The purpose of this empirical study is to undertake a comparative analysis of the South Asian and Western food companies based on their corporate social responsibility (CSR) adoption and impact on firm performance. We conducted a survey of 24 South Asian and 20 Western companies. Later, we performed independent samples t-tests and ordinary least squares (OLS) regression. Furthermore, we applied Kingdon’s agenda and green consumer theories to explain how CSR in Western food companies could be advanced than the food companies in South Asia. Based on the aforementioned tests, the Western food companies obtained better scores than their counterparts in South Asia. This result was obvious as the West has a developed CSR management system compared to South Asia. However, this is interesting that we found a weak CSR performance link between the Western and the South Asian food companies.
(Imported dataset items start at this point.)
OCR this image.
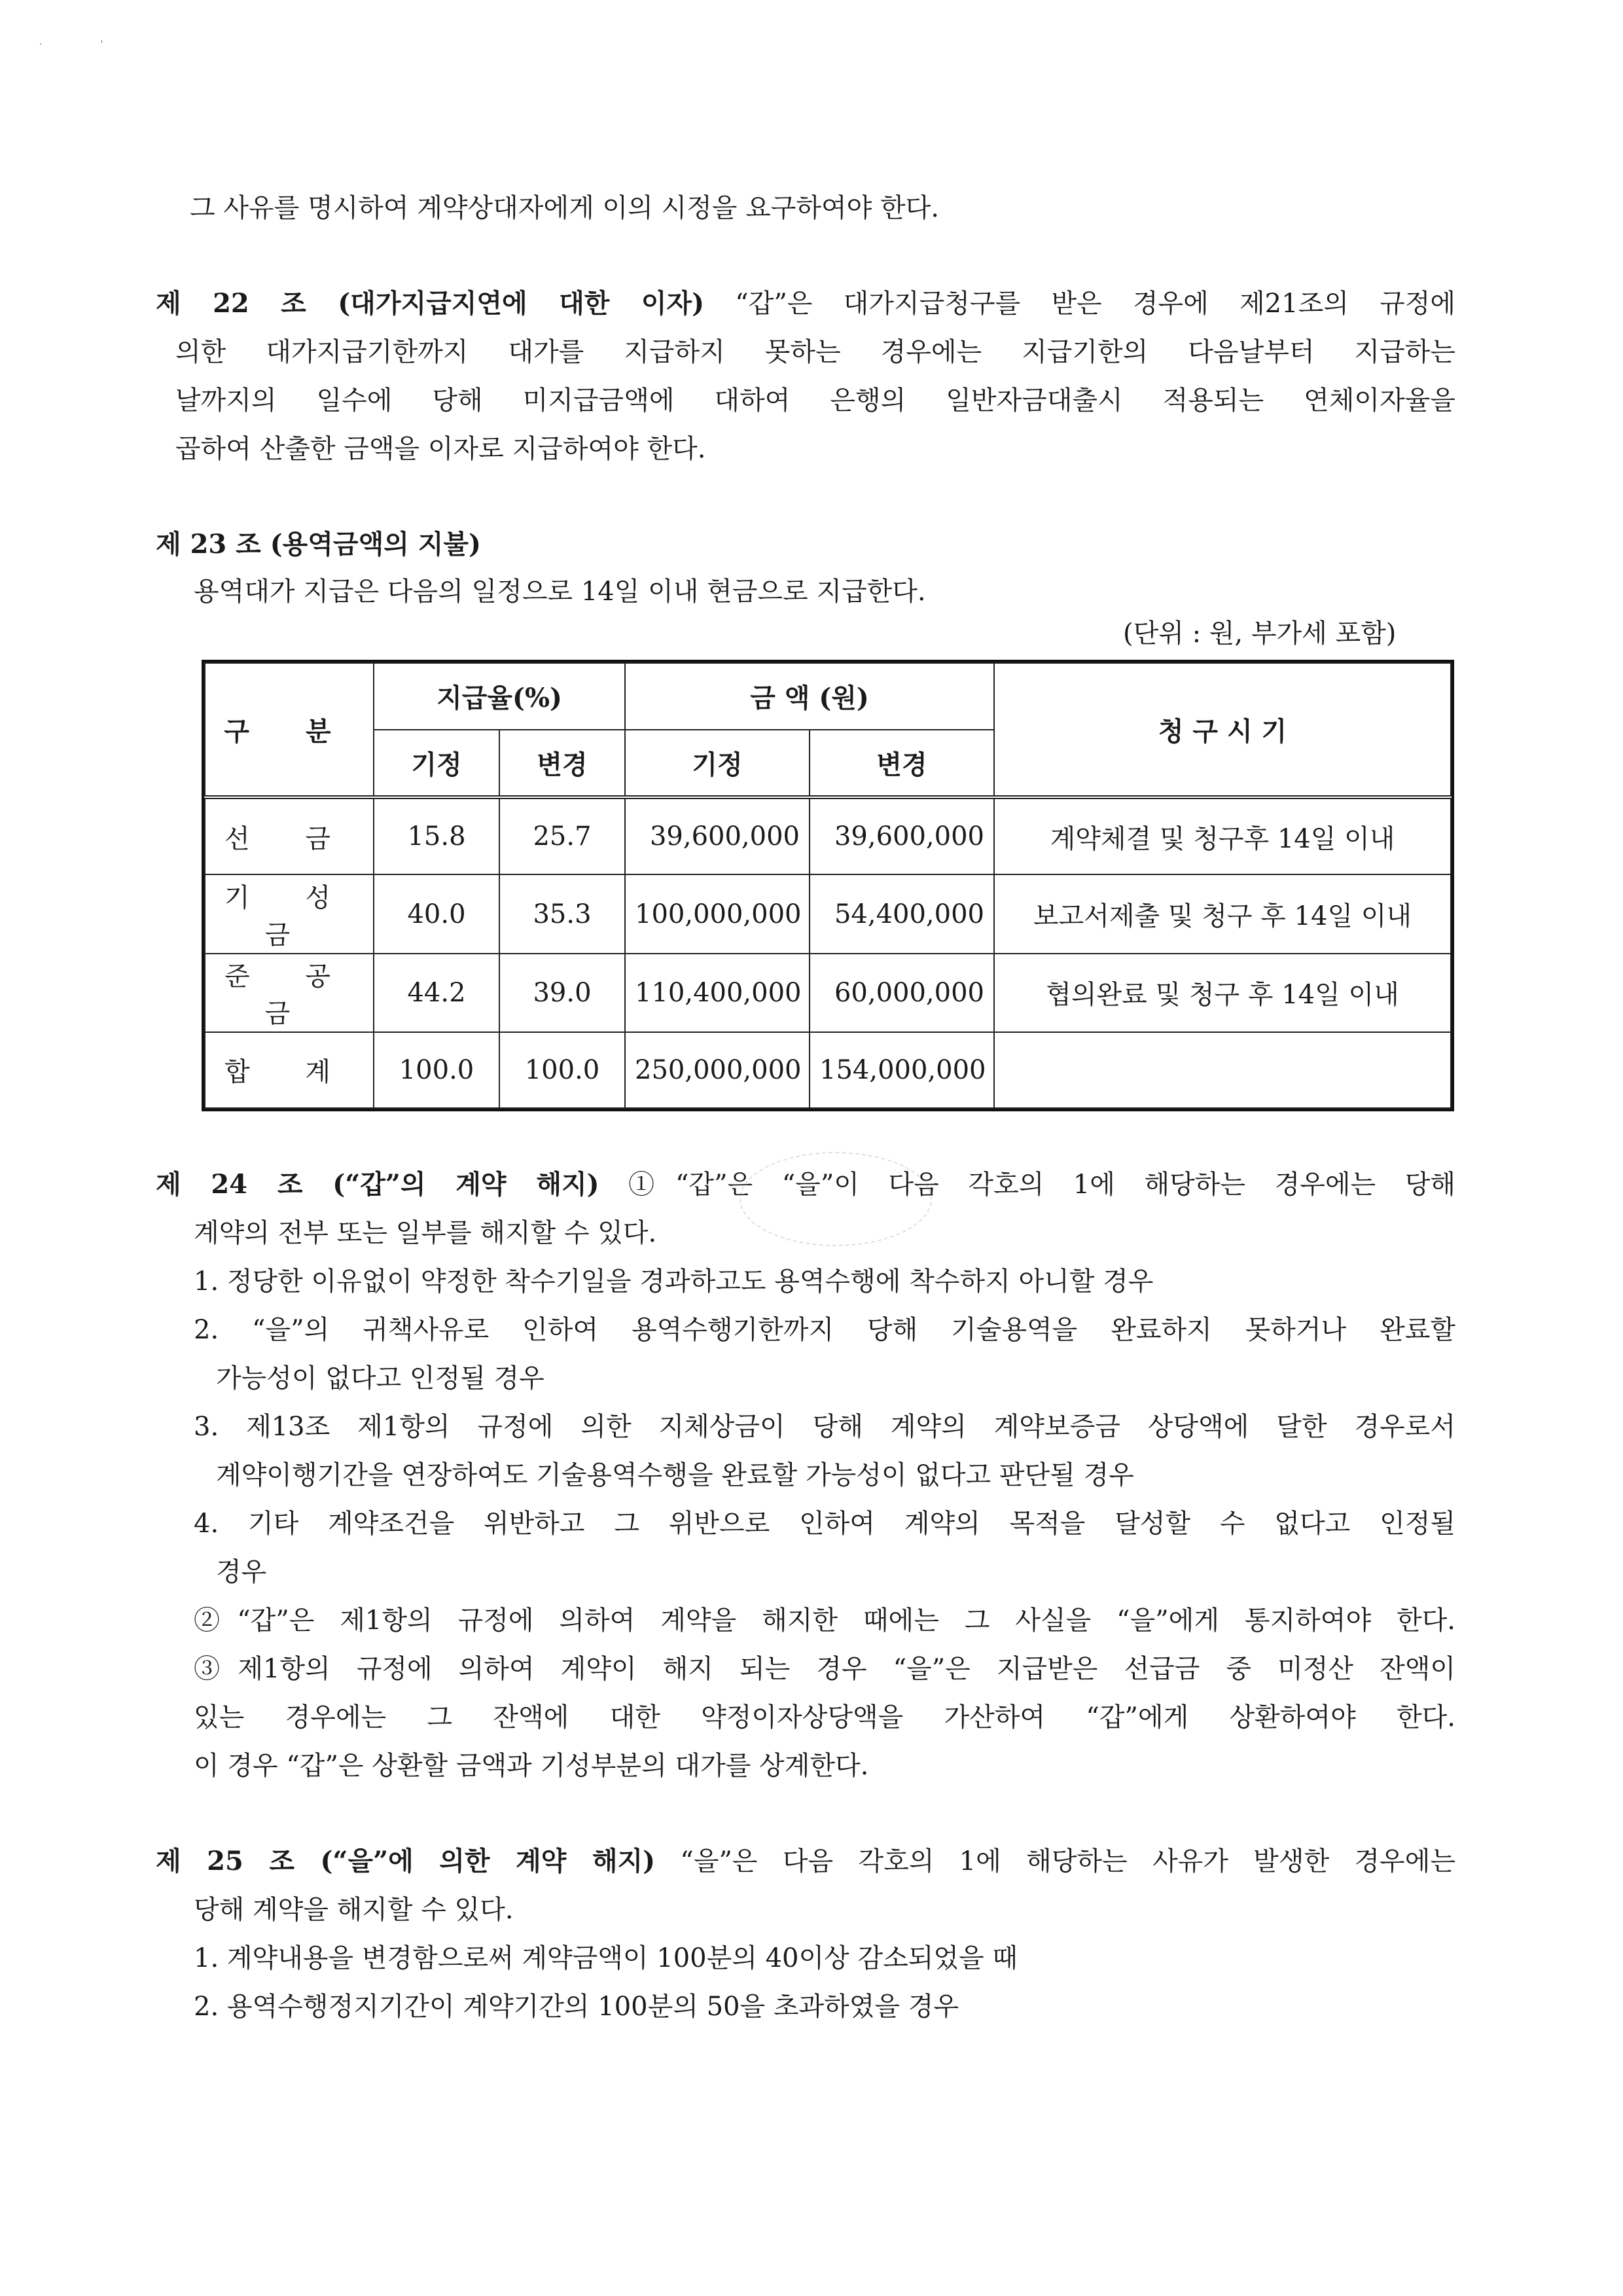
·                    '
그 사유를 명시하여 계약상대자에게 이의 시정을 요구하여야 한다.
제 22 조 (대가지급지연에 대한 이자) “갑”은 대가지급청구를 받은 경우에 제21조의 규정에
의한 대가지급기한까지 대가를 지급하지 못하는 경우에는 지급기한의 다음날부터 지급하는
날까지의 일수에 당해 미지급금액에 대하여 은행의 일반자금대출시 적용되는 연체이자율을
곱하여 산출한 금액을 이자로 지급하여야 한다.
제 23 조 (용역금액의 지불)
용역대가 지급은 다음의 일정으로 14일 이내 현금으로 지급한다.
(단위 : 원, 부가세 포함)
구 분	지급율(%)		금 액 (원)		청 구 시 기
	기정	변경	기정	변경	
선 금	15.8	25.7	39,600,000	39,600,000	계약체결 및 청구후 14일 이내
기 성 금	40.0	35.3	100,000,000	54,400,000	보고서제출 및 청구 후 14일 이내
준 공 금	44.2	39.0	110,400,000	60,000,000	협의완료 및 청구 후 14일 이내
합 계	100.0	100.0	250,000,000	154,000,000	
제 24 조 (“갑”의 계약 해지) ①“갑”은 “을”이 다음 각호의 1에 해당하는 경우에는 당해
계약의 전부 또는 일부를 해지할 수 있다.
1. 정당한 이유없이 약정한 착수기일을 경과하고도 용역수행에 착수하지 아니할 경우
2. “을”의 귀책사유로 인하여 용역수행기한까지 당해 기술용역을 완료하지 못하거나 완료할
가능성이 없다고 인정될 경우
3. 제13조 제1항의 규정에 의한 지체상금이 당해 계약의 계약보증금 상당액에 달한 경우로서
계약이행기간을 연장하여도 기술용역수행을 완료할 가능성이 없다고 판단될 경우
4. 기타 계약조건을 위반하고 그 위반으로 인하여 계약의 목적을 달성할 수 없다고 인정될
경우
②“갑”은 제1항의 규정에 의하여 계약을 해지한 때에는 그 사실을 “을”에게 통지하여야 한다.
③제1항의 규정에 의하여 계약이 해지 되는 경우 “을”은 지급받은 선급금 중 미정산 잔액이
있는 경우에는 그 잔액에 대한 약정이자상당액을 가산하여 “갑”에게 상환하여야 한다.
이 경우 “갑”은 상환할 금액과 기성부분의 대가를 상계한다.
제 25 조 (“을”에 의한 계약 해지) “을”은 다음 각호의 1에 해당하는 사유가 발생한 경우에는
당해 계약을 해지할 수 있다.
1. 계약내용을 변경함으로써 계약금액이 100분의 40이상 감소되었을 때
2. 용역수행정지기간이 계약기간의 100분의 50을 초과하였을 경우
The lower CSR adoption levels of South Asian food companies show their greedy nature as these companies are hesitant to spend the portion of their profits on promoting CSR. South Asian governments with a vested interest in improving CSR performance provide tax breaks and other motivations for increasing CSR adoption among food companies. These findings have theoretical and practical implication for future research.